Two of the men in the group I belonged to were brothers who ran a river road restaurant in one of the small towns on the river. One year one of the men got a mallard so beautiful that he had it stuffed and put it in his office. But most of the ducks we shot were cooked. One of the brothers was a chef who had worked in a restaurant that featured game on its menu. He would cook a bunch of ducks we bagged for a late-season dinner the group held with their families at his restaurant. Many people do not like wild duck because it tastes fishy. Ducks and fish share the same habitat and the same diet of aquatic vegetation. But the chef could prepare the ducks and roast them so that they were so crisp of skin and tender and richly flavored of flesh that the families talked about those meals all year. They included other gifts from the river, such as turtle soup, and produce from the rich river valley. They were part of the Thanksgiving season that reminded us of the beneficence of nature.
The ethic of that group of river people was that you didn't kill anything you did not eat. Killing was not considered a sport. Hunting was an activity in which humans engaged their dependency on nature. It involved the application of skills and ethical relationship with nature. No one in that group killed for trophies, nor did most of the hunters I knew back then. In fact, we were disdainful and wary of people who killed as a sport. We were also skeptical of the idea of propagating wildlife so that people could kill it. It seemed a perversion of the relationship that humankind had with nature.

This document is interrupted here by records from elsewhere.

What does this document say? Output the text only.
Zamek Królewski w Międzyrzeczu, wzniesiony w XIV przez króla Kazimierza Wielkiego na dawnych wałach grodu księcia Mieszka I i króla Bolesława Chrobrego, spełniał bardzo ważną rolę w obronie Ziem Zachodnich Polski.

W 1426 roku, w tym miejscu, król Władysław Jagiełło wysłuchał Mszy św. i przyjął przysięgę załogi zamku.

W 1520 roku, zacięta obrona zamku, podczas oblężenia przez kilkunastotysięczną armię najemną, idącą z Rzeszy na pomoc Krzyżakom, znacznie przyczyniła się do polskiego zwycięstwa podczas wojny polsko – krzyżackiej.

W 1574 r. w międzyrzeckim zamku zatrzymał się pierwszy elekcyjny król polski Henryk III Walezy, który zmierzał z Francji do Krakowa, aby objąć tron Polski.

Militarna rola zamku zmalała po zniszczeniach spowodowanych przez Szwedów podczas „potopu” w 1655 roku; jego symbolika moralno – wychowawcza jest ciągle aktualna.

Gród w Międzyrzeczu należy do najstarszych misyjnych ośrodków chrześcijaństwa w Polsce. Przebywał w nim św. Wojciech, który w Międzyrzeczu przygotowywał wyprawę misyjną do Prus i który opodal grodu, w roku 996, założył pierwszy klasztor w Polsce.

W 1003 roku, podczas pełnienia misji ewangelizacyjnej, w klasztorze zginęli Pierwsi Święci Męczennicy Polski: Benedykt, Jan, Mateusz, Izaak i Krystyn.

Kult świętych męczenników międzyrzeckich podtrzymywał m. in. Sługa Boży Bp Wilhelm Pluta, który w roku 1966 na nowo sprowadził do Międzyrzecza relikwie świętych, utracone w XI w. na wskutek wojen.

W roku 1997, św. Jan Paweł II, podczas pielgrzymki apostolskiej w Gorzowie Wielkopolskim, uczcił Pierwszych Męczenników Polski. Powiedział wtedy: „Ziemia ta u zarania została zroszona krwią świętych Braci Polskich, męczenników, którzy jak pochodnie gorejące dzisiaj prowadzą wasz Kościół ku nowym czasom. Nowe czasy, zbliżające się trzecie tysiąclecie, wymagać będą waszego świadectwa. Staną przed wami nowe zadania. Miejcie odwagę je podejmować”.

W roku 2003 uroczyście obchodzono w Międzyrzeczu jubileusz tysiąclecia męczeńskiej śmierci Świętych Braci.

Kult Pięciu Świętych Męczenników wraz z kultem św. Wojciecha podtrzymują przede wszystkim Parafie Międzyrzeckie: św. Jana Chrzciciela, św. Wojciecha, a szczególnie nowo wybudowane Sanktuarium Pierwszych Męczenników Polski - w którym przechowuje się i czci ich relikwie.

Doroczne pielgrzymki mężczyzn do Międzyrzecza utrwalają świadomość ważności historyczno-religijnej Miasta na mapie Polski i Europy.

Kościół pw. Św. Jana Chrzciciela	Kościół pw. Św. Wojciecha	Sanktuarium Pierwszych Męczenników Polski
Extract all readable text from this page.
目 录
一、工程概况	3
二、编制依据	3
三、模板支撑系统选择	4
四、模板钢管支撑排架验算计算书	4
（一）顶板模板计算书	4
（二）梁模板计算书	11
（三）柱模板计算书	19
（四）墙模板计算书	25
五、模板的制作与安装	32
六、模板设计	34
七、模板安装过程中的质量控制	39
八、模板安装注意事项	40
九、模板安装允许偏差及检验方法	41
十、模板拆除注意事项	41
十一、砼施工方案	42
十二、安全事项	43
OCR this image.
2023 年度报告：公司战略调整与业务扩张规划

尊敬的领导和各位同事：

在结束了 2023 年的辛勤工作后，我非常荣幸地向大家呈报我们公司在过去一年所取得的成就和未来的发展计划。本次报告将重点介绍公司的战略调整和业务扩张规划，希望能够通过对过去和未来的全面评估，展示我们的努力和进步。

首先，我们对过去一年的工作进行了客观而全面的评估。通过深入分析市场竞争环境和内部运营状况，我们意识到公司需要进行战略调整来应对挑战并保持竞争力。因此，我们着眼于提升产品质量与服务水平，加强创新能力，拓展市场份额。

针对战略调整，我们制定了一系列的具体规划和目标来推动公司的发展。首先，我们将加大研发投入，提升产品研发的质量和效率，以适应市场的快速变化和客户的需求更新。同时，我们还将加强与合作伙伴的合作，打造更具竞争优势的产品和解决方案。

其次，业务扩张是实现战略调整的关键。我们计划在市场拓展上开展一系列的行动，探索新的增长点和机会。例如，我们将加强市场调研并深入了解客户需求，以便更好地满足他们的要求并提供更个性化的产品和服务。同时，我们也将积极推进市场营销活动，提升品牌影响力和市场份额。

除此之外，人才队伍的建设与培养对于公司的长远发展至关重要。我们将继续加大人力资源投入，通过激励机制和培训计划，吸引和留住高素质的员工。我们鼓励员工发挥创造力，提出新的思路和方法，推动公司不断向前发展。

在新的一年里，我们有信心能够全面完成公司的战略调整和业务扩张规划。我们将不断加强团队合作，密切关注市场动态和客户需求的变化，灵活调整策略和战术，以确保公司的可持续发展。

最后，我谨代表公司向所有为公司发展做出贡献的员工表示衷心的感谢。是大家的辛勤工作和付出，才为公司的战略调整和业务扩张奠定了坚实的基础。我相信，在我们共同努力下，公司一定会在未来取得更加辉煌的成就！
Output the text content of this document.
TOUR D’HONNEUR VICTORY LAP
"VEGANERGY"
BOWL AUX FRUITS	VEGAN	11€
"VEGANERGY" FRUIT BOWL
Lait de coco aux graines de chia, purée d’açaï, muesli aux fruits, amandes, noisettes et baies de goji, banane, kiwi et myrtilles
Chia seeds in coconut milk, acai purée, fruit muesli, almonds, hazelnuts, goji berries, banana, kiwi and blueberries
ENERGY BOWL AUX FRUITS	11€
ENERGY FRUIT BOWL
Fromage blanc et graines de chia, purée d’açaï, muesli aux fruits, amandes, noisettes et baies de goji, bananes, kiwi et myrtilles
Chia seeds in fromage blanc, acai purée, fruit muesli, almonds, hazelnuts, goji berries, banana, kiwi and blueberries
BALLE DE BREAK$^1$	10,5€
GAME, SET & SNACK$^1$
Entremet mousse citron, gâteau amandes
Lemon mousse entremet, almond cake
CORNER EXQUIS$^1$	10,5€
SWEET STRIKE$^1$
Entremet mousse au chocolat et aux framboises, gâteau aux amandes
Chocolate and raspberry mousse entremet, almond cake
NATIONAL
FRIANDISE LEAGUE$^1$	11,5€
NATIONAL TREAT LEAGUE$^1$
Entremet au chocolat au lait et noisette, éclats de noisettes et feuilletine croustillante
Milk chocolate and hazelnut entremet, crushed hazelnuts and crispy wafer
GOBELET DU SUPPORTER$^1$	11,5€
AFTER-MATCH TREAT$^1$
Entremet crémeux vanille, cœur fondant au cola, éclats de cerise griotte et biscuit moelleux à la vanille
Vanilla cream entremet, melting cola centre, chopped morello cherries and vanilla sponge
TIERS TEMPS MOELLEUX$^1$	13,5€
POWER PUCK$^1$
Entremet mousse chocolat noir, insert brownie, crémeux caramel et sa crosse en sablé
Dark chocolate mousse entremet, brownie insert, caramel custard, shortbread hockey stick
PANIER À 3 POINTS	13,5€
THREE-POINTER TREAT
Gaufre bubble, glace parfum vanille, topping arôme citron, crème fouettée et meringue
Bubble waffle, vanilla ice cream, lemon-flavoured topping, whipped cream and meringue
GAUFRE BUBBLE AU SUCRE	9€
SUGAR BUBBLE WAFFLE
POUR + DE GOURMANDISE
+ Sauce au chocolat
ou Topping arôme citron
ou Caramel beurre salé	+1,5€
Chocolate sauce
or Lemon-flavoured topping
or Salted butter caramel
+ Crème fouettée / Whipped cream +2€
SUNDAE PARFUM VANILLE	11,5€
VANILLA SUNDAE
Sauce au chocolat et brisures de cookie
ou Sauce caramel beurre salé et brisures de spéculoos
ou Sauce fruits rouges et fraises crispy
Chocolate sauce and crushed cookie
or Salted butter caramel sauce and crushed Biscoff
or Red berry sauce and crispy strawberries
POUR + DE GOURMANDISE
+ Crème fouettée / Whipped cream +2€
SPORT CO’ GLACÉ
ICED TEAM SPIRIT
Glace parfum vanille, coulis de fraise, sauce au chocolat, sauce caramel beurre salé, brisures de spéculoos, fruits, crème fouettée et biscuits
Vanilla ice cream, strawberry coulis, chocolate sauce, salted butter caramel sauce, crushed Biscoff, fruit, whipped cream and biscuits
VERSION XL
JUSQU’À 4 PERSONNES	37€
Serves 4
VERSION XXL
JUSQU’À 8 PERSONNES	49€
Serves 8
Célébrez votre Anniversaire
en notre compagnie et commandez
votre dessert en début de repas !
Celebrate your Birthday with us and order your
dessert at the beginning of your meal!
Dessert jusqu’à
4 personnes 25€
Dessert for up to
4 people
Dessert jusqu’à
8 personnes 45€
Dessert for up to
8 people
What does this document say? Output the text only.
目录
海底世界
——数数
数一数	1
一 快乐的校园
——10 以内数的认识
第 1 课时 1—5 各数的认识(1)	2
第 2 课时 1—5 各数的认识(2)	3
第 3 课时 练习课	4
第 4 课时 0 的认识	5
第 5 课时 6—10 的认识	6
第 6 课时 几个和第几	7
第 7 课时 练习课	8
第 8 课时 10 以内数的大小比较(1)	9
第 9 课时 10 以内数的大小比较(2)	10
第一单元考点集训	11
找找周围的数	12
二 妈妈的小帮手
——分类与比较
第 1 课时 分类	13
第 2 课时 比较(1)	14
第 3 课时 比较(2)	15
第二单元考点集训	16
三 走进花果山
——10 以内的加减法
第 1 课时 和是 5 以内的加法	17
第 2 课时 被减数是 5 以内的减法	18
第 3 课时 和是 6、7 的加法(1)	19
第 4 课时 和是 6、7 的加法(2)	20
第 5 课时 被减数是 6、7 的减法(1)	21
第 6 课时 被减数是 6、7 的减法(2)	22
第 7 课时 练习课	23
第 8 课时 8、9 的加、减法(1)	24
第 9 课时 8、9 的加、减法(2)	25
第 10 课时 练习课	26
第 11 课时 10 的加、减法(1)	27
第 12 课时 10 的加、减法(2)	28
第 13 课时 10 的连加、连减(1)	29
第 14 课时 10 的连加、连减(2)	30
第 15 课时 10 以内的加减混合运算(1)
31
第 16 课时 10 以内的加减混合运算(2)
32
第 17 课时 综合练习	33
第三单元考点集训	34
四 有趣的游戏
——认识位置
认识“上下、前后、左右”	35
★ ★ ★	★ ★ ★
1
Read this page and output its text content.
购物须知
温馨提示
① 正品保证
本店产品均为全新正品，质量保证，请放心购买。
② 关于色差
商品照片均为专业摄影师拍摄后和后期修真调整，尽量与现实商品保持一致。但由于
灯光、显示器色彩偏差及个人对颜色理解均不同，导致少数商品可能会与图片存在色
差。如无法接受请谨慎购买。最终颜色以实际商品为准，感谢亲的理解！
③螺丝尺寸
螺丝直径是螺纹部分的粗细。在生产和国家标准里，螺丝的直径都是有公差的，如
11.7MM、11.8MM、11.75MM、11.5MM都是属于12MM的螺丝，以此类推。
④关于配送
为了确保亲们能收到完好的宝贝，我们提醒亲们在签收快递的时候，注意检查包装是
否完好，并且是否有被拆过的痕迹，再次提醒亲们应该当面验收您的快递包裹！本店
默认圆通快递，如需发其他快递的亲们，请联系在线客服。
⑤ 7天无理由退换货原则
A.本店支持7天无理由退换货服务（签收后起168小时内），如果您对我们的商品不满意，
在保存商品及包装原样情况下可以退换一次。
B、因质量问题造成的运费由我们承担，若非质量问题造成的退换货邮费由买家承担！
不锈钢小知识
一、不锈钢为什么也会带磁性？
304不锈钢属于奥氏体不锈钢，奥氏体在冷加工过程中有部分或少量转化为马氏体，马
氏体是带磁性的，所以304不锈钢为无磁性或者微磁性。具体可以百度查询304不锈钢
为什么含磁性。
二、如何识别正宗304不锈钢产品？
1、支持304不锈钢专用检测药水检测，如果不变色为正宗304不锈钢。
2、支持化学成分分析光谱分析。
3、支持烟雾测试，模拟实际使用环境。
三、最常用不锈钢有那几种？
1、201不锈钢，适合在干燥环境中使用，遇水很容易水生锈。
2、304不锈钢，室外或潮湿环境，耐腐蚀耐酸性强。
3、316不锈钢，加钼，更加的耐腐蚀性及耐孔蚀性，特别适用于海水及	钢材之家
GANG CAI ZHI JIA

There are those who enjoy killing. As commercial hunting preserves were established, we made fun of people who thought that "shooting fish in a barrel" demonstrated some kind of manhood. Those commercial hunts required no knowledge, little skill, but mainly provided participants bragging rights to say they had killed something.
The social media contains many reactions to the reactions against the killing of Cecil. The many wasteful and depressing deaths that occur in America are all deserving of notice and examination. But the killing of Cecil as a trophy triggered an old ethic rooted deep in the land, in nature, against killing as a sport or an expression of manhood. That ethic is one that divides the nation. It is a battleground in the culture war.